L’interpretazione della normativa interna in conformità, per quanto possibile, con le disposizioni sovranazionali costituisce, d’altro canto, un vero e proprio obbligo per il giudice comune, il quale soltanto nell’impossibilità di giungere ad una interpretazione siffatta potrà (e dovrà) investire la Corte Costituzionale della questione di legittimità della legge nazionale (o regionale) per violazione (della norma internazionale interposta e perciò) del parametro dettato dal richiamato art. 117 co. 1 (da ultimo, cfr. Corte Cost. 12 marzo 2010, n. 93, sulla scia delle note sentenze "gemelle" nn. 348 e 349 del 2007). Ne discende che l’aver del tutto trascurato, da parte della Questura di Livorno, i legami familiari dello H. rende il provvedimento impugnato illegittimo per violazione della richiamata normativa interna, così interpretata.

In forza di quanto precede, il ricorso deve essere accolto, rimanendo assorbita la censura articolata con il quarto ed ultimo motivo.

Le spese di lite seguono la soccombenza, e sono liquidate come in dispositivo.

P.Q.M.

Il Tribunale Amministrativo Regionale per la Toscana (Sezione Seconda), definitivamente pronunciando, accoglie il ricorso, e per l’effetto annulla il provvedimento impugnato.

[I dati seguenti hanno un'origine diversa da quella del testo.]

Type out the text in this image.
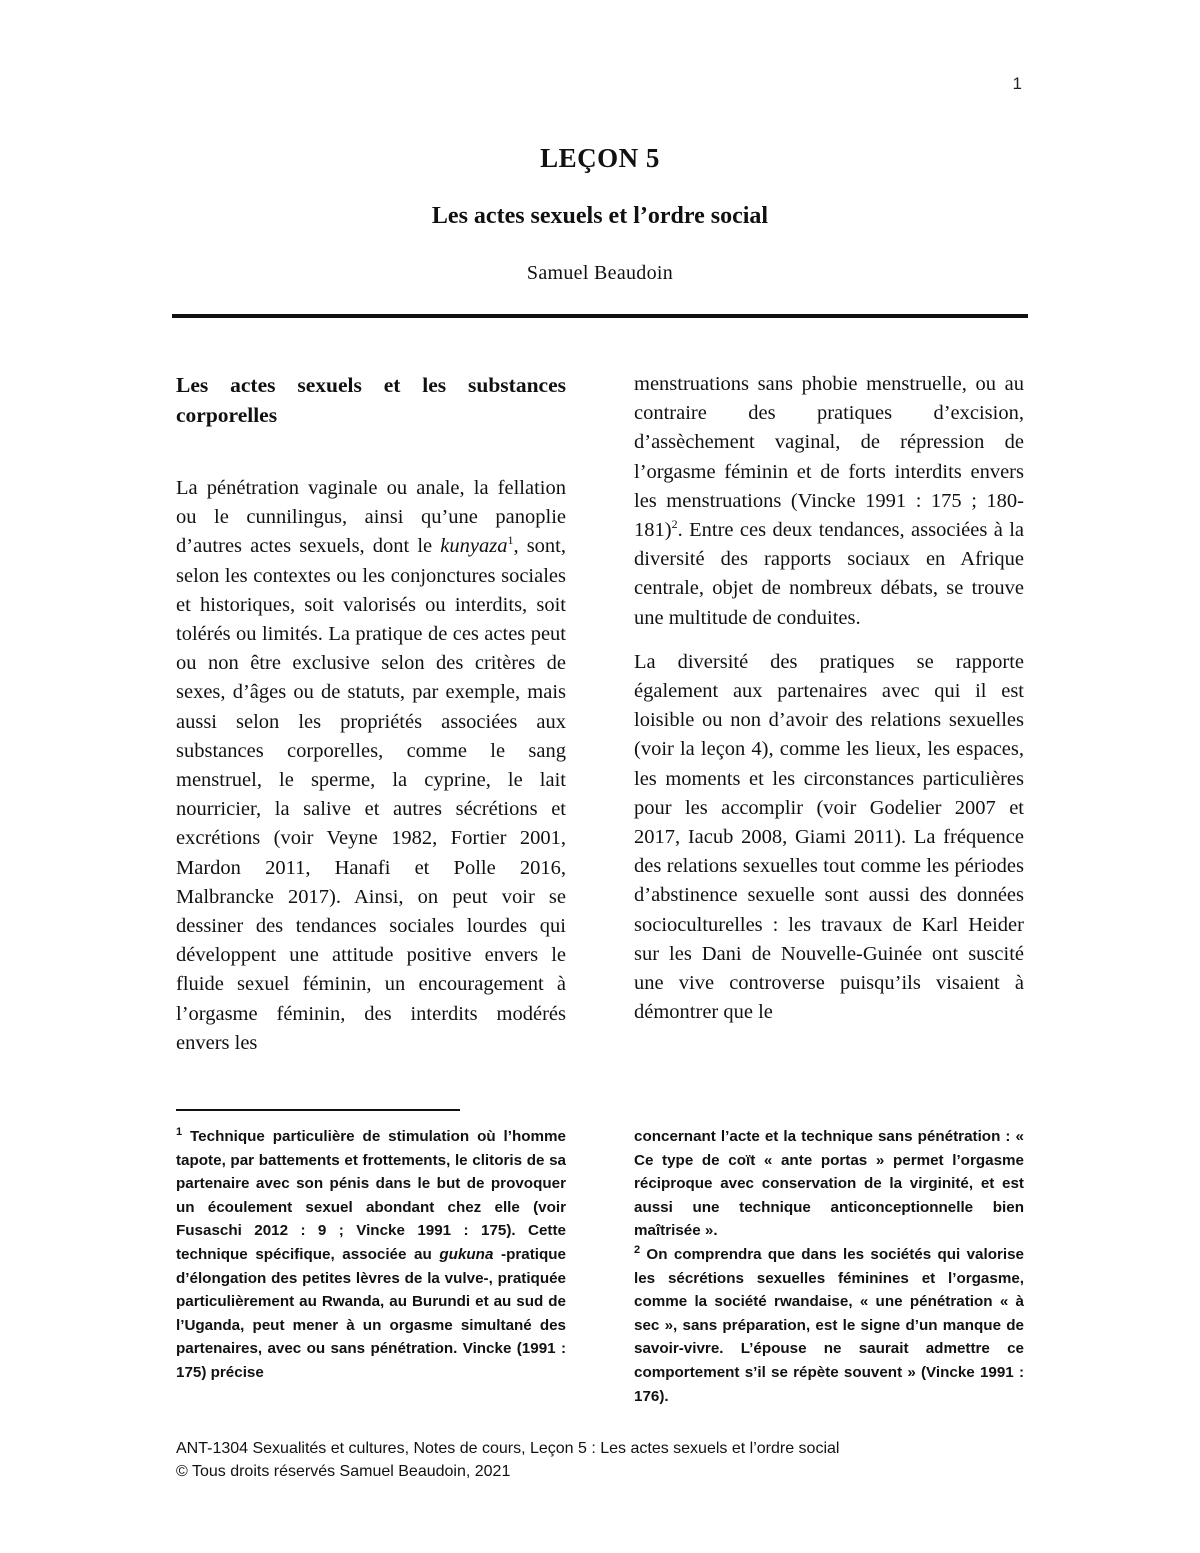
1
LEÇON 5
Les actes sexuels et l’ordre social
Samuel Beaudoin
Les actes sexuels et les substances corporelles

La pénétration vaginale ou anale, la fellation ou le cunnilingus, ainsi qu’une panoplie d’autres actes sexuels, dont le kunyaza$^1$, sont, selon les contextes ou les conjonctures sociales et historiques, soit valorisés ou interdits, soit tolérés ou limités. La pratique de ces actes peut ou non être exclusive selon des critères de sexes, d’âges ou de statuts, par exemple, mais aussi selon les propriétés associées aux substances corporelles, comme le sang menstruel, le sperme, la cyprine, le lait nourricier, la salive et autres sécrétions et excrétions (voir Veyne 1982, Fortier 2001, Mardon 2011, Hanafi et Polle 2016, Malbrancke 2017). Ainsi, on peut voir se dessiner des tendances sociales lourdes qui développent une attitude positive envers le fluide sexuel féminin, un encouragement à l’orgasme féminin, des interdits modérés envers les

menstruations sans phobie menstruelle, ou au contraire des pratiques d’excision, d’assèchement vaginal, de répression de l’orgasme féminin et de forts interdits envers les menstruations (Vincke 1991 : 175 ; 180-181)$^2$. Entre ces deux tendances, associées à la diversité des rapports sociaux en Afrique centrale, objet de nombreux débats, se trouve une multitude de conduites.

La diversité des pratiques se rapporte également aux partenaires avec qui il est loisible ou non d’avoir des relations sexuelles (voir la leçon 4), comme les lieux, les espaces, les moments et les circonstances particulières pour les accomplir (voir Godelier 2007 et 2017, Iacub 2008, Giami 2011). La fréquence des relations sexuelles tout comme les périodes d’abstinence sexuelle sont aussi des données socioculturelles : les travaux de Karl Heider sur les Dani de Nouvelle-Guinée ont suscité une vive controverse puisqu’ils visaient à démontrer que le

$^1$ Technique particulière de stimulation où l’homme tapote, par battements et frottements, le clitoris de sa partenaire avec son pénis dans le but de provoquer un écoulement sexuel abondant chez elle (voir Fusaschi 2012 : 9 ; Vincke 1991 : 175). Cette technique spécifique, associée au gukuna -pratique d’élongation des petites lèvres de la vulve-, pratiquée particulièrement au Rwanda, au Burundi et au sud de l’Uganda, peut mener à un orgasme simultané des partenaires, avec ou sans pénétration. Vincke (1991 : 175) précise

concernant l’acte et la technique sans pénétration : « Ce type de coït « ante portas » permet l’orgasme réciproque avec conservation de la virginité, et est aussi une technique anticonceptionnelle bien maîtrisée ».

$^2$ On comprendra que dans les sociétés qui valorise les sécrétions sexuelles féminines et l’orgasme, comme la société rwandaise, « une pénétration « à sec », sans préparation, est le signe d’un manque de savoir-vivre. L’épouse ne saurait admettre ce comportement s’il se répète souvent » (Vincke 1991 : 176).

ANT-1304 Sexualités et cultures, Notes de cours, Leçon 5 : Les actes sexuels et l’ordre social
© Tous droits réservés Samuel Beaudoin, 2021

Condanna le amministrazioni resistenti alla rifusione delle spese processuali, che liquida in complessivi euro 2.000,00, oltre al rimborso forfettario delle spese generali, ad I.V.A. e C.P.A. come per legge.

Ordina che la presente sentenza sia eseguita dall’autorità amministrativa.

Così deciso in Firenze nella camera di consiglio del giorno 30 marzo 2011 con l’intervento dei magistrati:

Maurizio Nicolosi, Presidente

Bernardo Massari, Consigliere

Pierpaolo Grauso, Primo Referendario, Estensore

Testo non ufficiale. La sola stampa del bollettino ufficiale ha carattere legale.